謝謝你試探我是否智障的體貼啊,但我已經不是中午那個奪路而逃羞恥至極的家夥了,我現在幹了更羞恥的事,還在悔恨的深淵底部呢——把手擦幹淨可惡!!這混蛋以前不是特別體貼很注意清理嗎——啊這次是我強迫的啦我不好啦我忘了清理啊——可惡!
“錯。一加一,等於幾?”
“……等於一。”
“答對啦——”
他笑起來,笑聲傻乎乎的。
安娜貝爾紅著臉扯開擦完手的手帕,準備將其丟進垃圾桶,然後三分鍾都不理這混蛋了。
“滋啦”
——可是,手帕的蕾絲花邊下,突然亮起了,小小的火焰。
【這個,是這個,仔細看。】
曾來自於萬聖節那天,法師塔外懸掛的冰晶,以法術牽引著紙杯裏的冰塊,和咕嘟嘟的碳酸氣泡一起。

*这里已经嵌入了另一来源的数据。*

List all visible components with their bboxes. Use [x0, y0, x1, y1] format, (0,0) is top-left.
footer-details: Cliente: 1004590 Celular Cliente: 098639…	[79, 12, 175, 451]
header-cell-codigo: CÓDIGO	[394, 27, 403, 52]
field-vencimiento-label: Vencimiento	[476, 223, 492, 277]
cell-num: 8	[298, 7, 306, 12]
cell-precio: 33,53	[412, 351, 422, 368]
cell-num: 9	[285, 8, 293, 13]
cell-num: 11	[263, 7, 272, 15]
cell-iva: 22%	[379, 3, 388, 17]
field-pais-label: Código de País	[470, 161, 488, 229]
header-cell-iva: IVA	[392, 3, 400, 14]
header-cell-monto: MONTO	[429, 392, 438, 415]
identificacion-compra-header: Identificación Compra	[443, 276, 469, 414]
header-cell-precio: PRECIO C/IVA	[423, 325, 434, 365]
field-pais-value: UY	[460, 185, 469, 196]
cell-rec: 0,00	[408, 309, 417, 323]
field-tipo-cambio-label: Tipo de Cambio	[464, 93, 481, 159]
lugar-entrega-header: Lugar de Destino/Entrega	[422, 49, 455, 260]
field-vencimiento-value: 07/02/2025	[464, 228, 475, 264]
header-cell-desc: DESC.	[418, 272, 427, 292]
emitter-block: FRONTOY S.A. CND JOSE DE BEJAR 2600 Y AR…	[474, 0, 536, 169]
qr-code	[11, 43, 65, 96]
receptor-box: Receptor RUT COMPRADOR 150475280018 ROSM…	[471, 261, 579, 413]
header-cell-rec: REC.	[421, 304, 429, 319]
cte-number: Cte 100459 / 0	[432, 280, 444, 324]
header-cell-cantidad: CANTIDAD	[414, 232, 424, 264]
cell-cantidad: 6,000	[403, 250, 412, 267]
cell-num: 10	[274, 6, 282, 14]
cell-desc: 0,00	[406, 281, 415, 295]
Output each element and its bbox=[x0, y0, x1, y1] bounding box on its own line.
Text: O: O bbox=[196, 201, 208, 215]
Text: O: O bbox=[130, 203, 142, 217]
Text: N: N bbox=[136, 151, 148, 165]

這一次……是異獸指節上替代了傷疤的幽綠色寶石,與……
“情人節禮物,說好超五百分的,蜜糖寶寶。”
絢爛、細密的偽裝魔法被這一抹火焰般的投影猛地揭開——安娜貝爾的眼前天旋地轉,黑暗被亮起的燭光驅散——她向後狼狽退了退,沒能撐到餐桌,又被悄悄探到腳邊的荊棘拉回來——
“禮物不準退回。”
懵懂且茫然的男友衝她攤開雙手,更大麵積地掀開了蓋住整棟公寓的偽裝魔法,好像根本不明白自己揭露的是個多麽重大的秘密似的:“送給你啦!”
安娜貝爾的後背終於狼狽地抵到了什麽。
是小小的、矮矮的一隻櫻桃木櫥櫃,把手被打磨得圓圓的,整隻做成歪斜鬆果的樣式,雖然掛在牆上,但她低頭就可以打開。
不過,現在的安娜貝爾注意不到這些細節。
因為她麵前的、麵前的——
“是新家。”
呆呆的布朗熊好像後知後覺地意識到自己做了什麽,他有點迷茫地收回手,眼神裏再次露出了一點點的委屈。
“不喜歡……嗎?禮物……不可以……收回……”
安娜貝兔一愣。
癡呆熊被這一愣弄得更委屈了,他索性縮起了爪爪,可憐地疊在一起搓了搓,然後垂下腦袋。
“那、那我還是變回去……”
安娜貝兔猛地撲了過去。
安娜貝兔暫且無法發出完整的“烏拉”聲,但目標依舊非常嚴謹,是掛在熊脖子上左右蹬腿浮空旋轉。